2. The press buffer assembly for a servo hot press of claim 1, wherein: the dust blowing mechanism (5) comprises a plurality of air holes (51) formed in the outer wall of a limiting rod (41), one sides of the air holes (51) are communicated with an air storage groove (52), a rubber plate (53) is slidably mounted on the inner wall of the air storage groove (52), a pressing rod (54) is fixedly mounted on the top of the rubber plate (53), a limiting spring (55) is fixedly mounted on the top of the pressing rod (54), the limiting spring (55) is fixedly mounted on the inner wall of the limiting rod (41), sliding grooves are formed in two sides of the pressing rod (54), the sliding grooves are formed in the inner wall of the limiting rod (41), a squeezing plate (56) is slidably mounted on the inner wall of the sliding grooves, and the squeezing plate (56) is fixedly mounted on the top of the hot pressing plate (2).

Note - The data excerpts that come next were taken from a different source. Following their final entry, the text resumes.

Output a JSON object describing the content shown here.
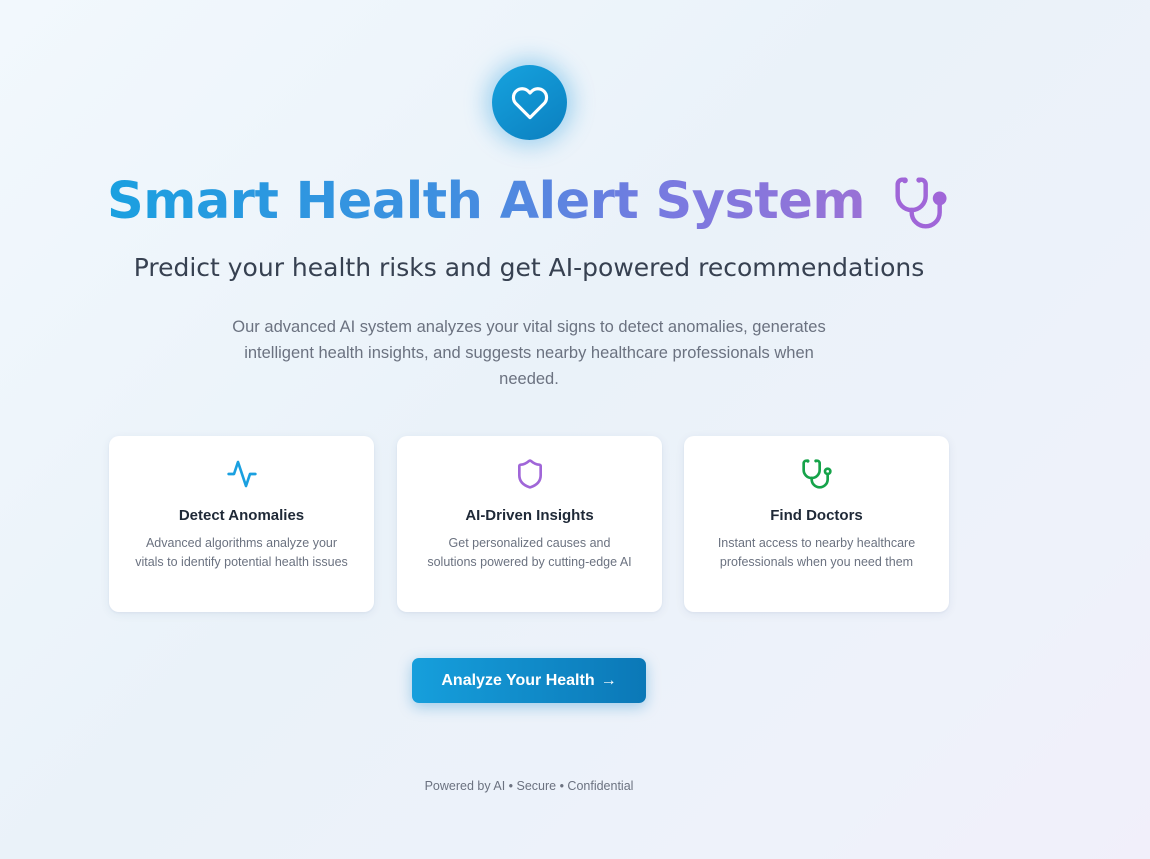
{
  "hero": {
    "icon": "heart-icon",
    "title": "Smart Health Alert System",
    "title_icon": "stethoscope-icon",
    "subtitle": "Predict your health risks and get AI-powered recommendations",
    "description": "Our advanced AI system analyzes your vital signs to detect anomalies, generates intelligent health insights, and suggests nearby healthcare professionals when needed."
  },
  "features": [
    {
      "icon": "activity-icon",
      "icon_color": "#1aa0e0",
      "title": "Detect Anomalies",
      "text": "Advanced algorithms analyze your vitals to identify potential health issues"
    },
    {
      "icon": "shield-icon",
      "icon_color": "#a066d8",
      "title": "AI-Driven Insights",
      "text": "Get personalized causes and solutions powered by cutting-edge AI"
    },
    {
      "icon": "stethoscope-icon",
      "icon_color": "#16a34a",
      "title": "Find Doctors",
      "text": "Instant access to nearby healthcare professionals when you need them"
    }
  ],
  "cta": {
    "label": "Analyze Your Health",
    "arrow": "→"
  },
  "footer": {
    "text": "Powered by AI • Secure • Confidential"
  },
  "colors": {
    "primary": "#169fdc",
    "primary_dark": "#0b78b7",
    "accent_purple": "#9a72d6"
  }
}
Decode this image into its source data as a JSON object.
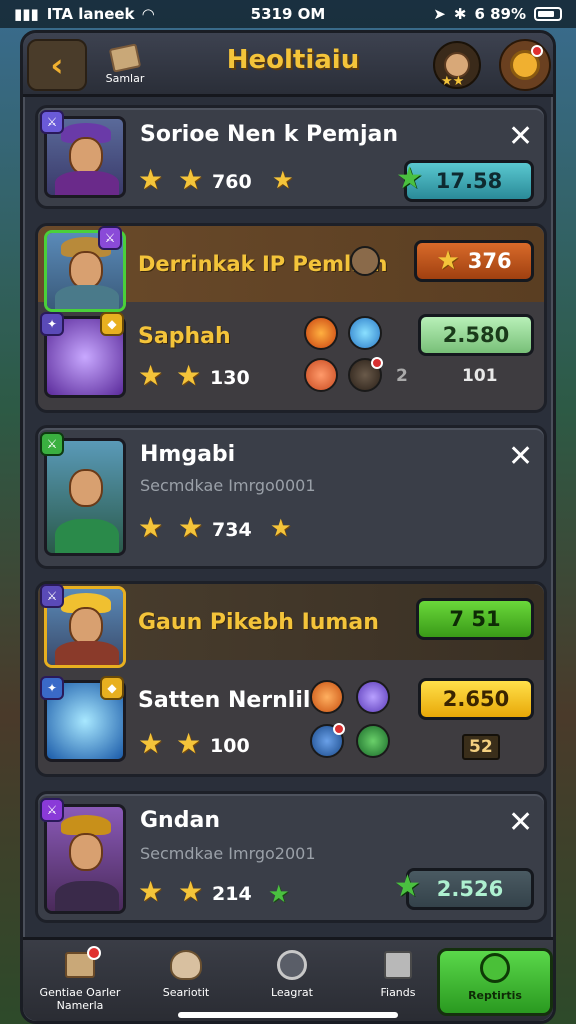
{
  "status_bar": {
    "carrier": "ITA laneek",
    "time": "5319 OM",
    "battery": "6 89%"
  },
  "header": {
    "back_icon": "chevron-left-icon",
    "shop_label": "Samlar",
    "title": "Heoltiaiu",
    "title_color": "#f4c43a"
  },
  "cards": [
    {
      "name": "Sorioe Nen k Pemjan",
      "stars": 2,
      "score": "760",
      "value": "17.58",
      "value_style": "teal"
    },
    {
      "name": "Derrinkak IP Pemlian",
      "badge_value": "376",
      "badge_style": "orange",
      "sub_name": "Saphah",
      "sub_stars": 2,
      "sub_score": "130",
      "sub_value": "2.580",
      "sub_value_style": "mint",
      "sub_extra": "101",
      "sub_mark": "2"
    },
    {
      "name": "Hmgabi",
      "subtitle": "Secmdkae Imrgo0001",
      "stars": 2,
      "score": "734"
    },
    {
      "name": "Gaun Pikebh Iuman",
      "badge_value": "7 51",
      "badge_style": "green",
      "sub_name": "Satten Nernliler",
      "sub_stars": 2,
      "sub_score": "100",
      "sub_value": "2.650",
      "sub_value_style": "yellow",
      "sub_extra": "52"
    },
    {
      "name": "Gndan",
      "subtitle": "Secmdkae Imrgo2001",
      "stars": 2,
      "score": "214",
      "value": "2.526",
      "value_style": "slate"
    }
  ],
  "bottom_nav": [
    {
      "label": "Gentiae Oarler Namerla",
      "icon": "crate-icon",
      "active": false
    },
    {
      "label": "Seariotit",
      "icon": "shell-icon",
      "active": false
    },
    {
      "label": "Leagrat",
      "icon": "compass-icon",
      "active": false
    },
    {
      "label": "Fiands",
      "icon": "box-icon",
      "active": false
    },
    {
      "label": "Reptirtis",
      "icon": "gear-icon",
      "active": true
    }
  ]
}
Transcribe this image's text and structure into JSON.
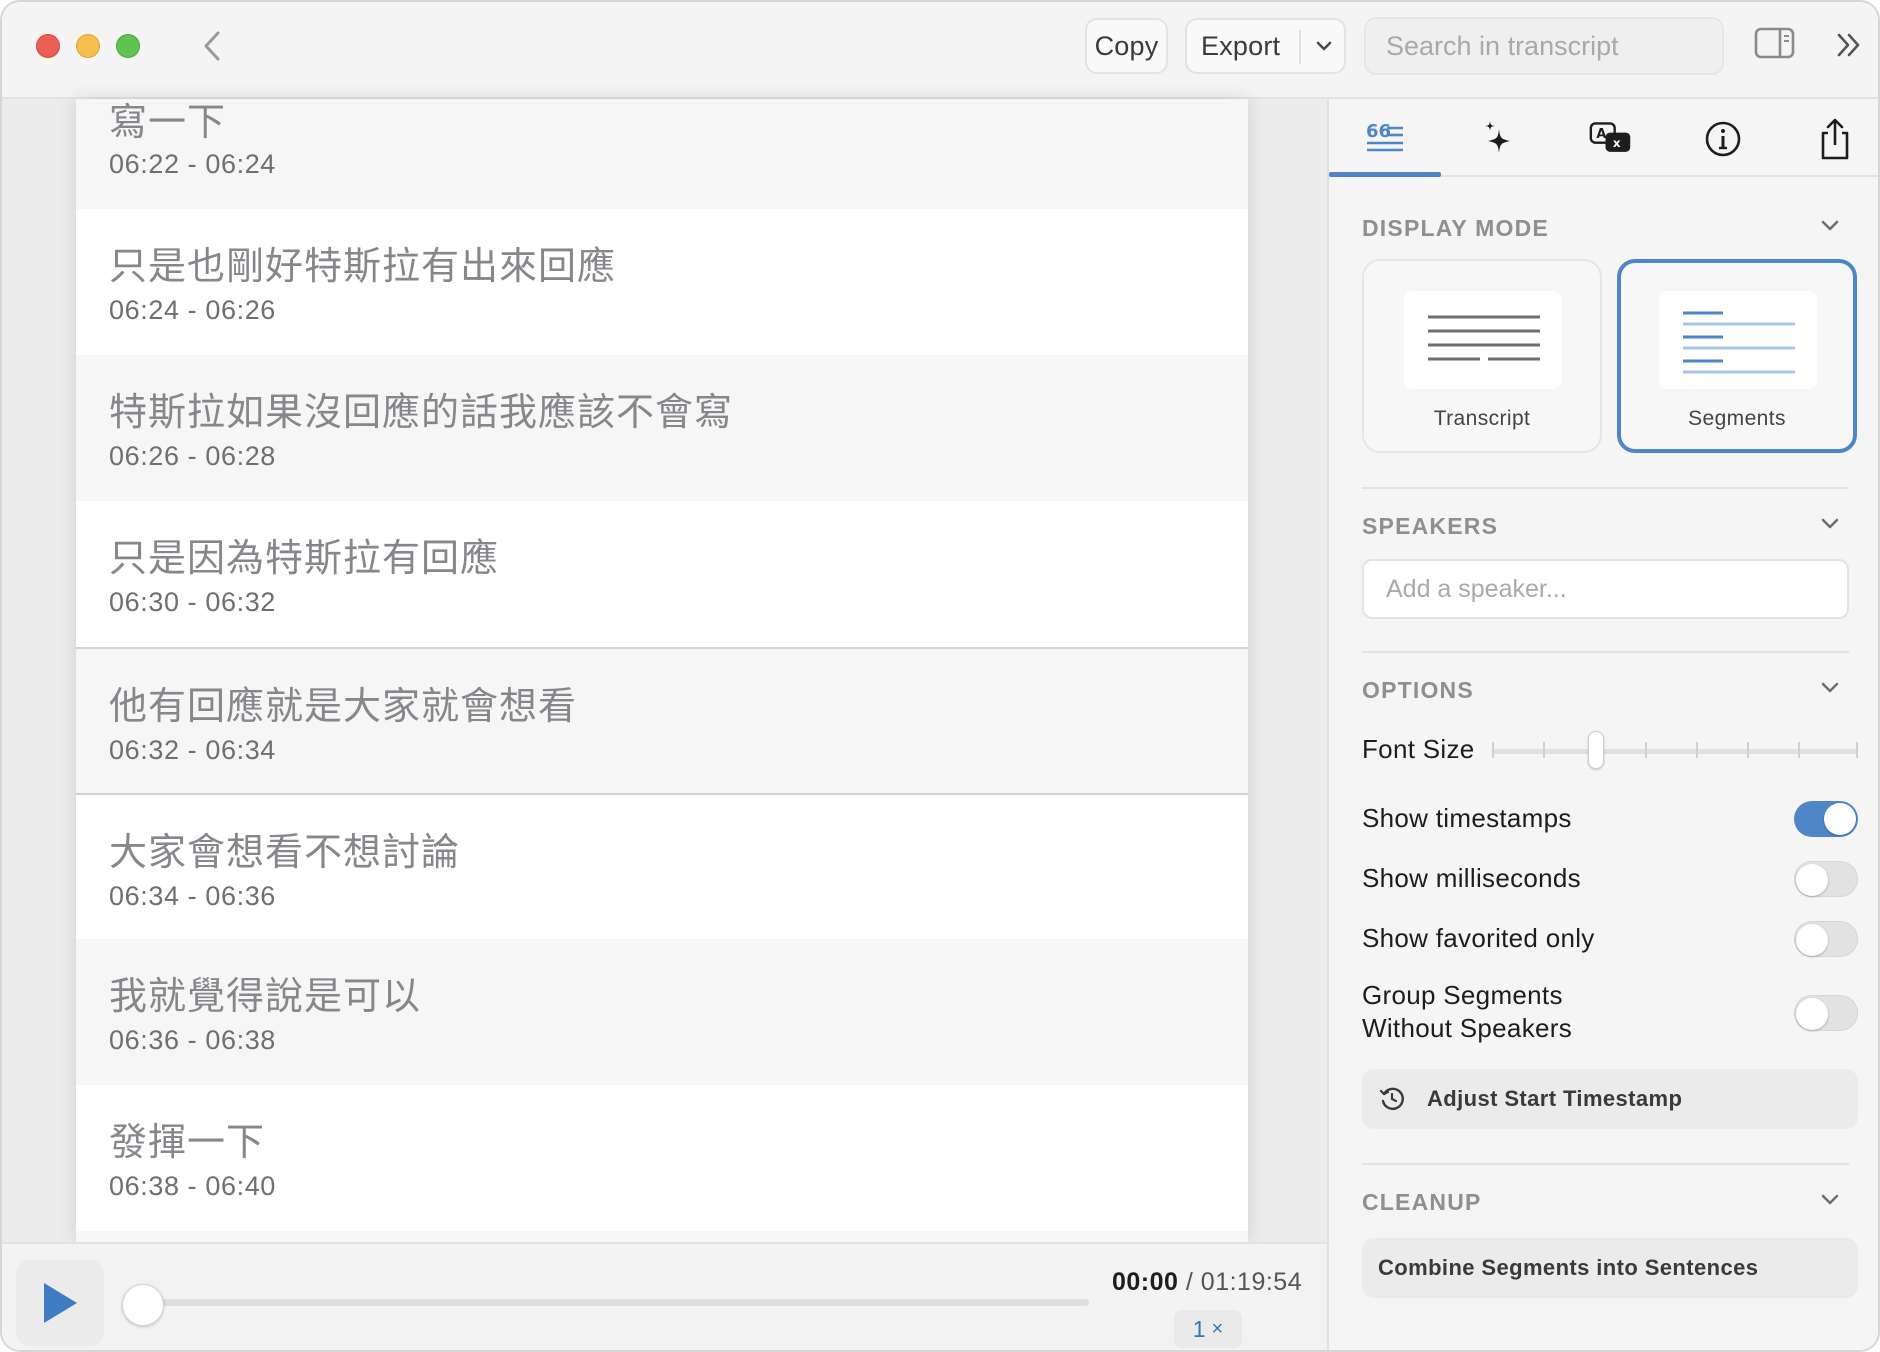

3. The press buffer assembly for a servo hot press of claim 1, wherein: the two ejector rods (43) are symmetrically arranged on the vertical center line of the placing plate (3), and the top of each ejector rod (43) is mutually attached to the bottom of the placing plate (3).

4. A press down buffer assembly for a servo hot press as claimed in claim 3, wherein: the rocker (44) is obliquely arranged with the bottom of the placing plate (3) serving as a plane, one side of the rocker (44) stretches out of the outer wall of the placing plate (3), and a gap is reserved between the rocker (44) and the placing plate (3).

5. The press buffer assembly for a servo hot press of claim 4, wherein: the horizontal height of clamp plate (47) bottom is less than the horizontal height of hot pressboard (2) bottom, the bottom of clamp plate (47) is laminated each other with the top of wane (44).

6. The press buffer assembly for a servo hot press of claim 2, wherein: the air holes (51) are higher than the placing plate (3), and the air holes (51) face to the top of the placing plate (3).

7. The press buffer assembly for a servo hot press of claim 2, wherein: the extrusion plate (56) is arranged in a shape like a Chinese character 'men', the extrusion plate (56) and the compression bar (54) are positioned on the same vertical horizontal line, and the extrusion plate (56) and the hot pressing plate (2) are arranged in a mutually perpendicular mode.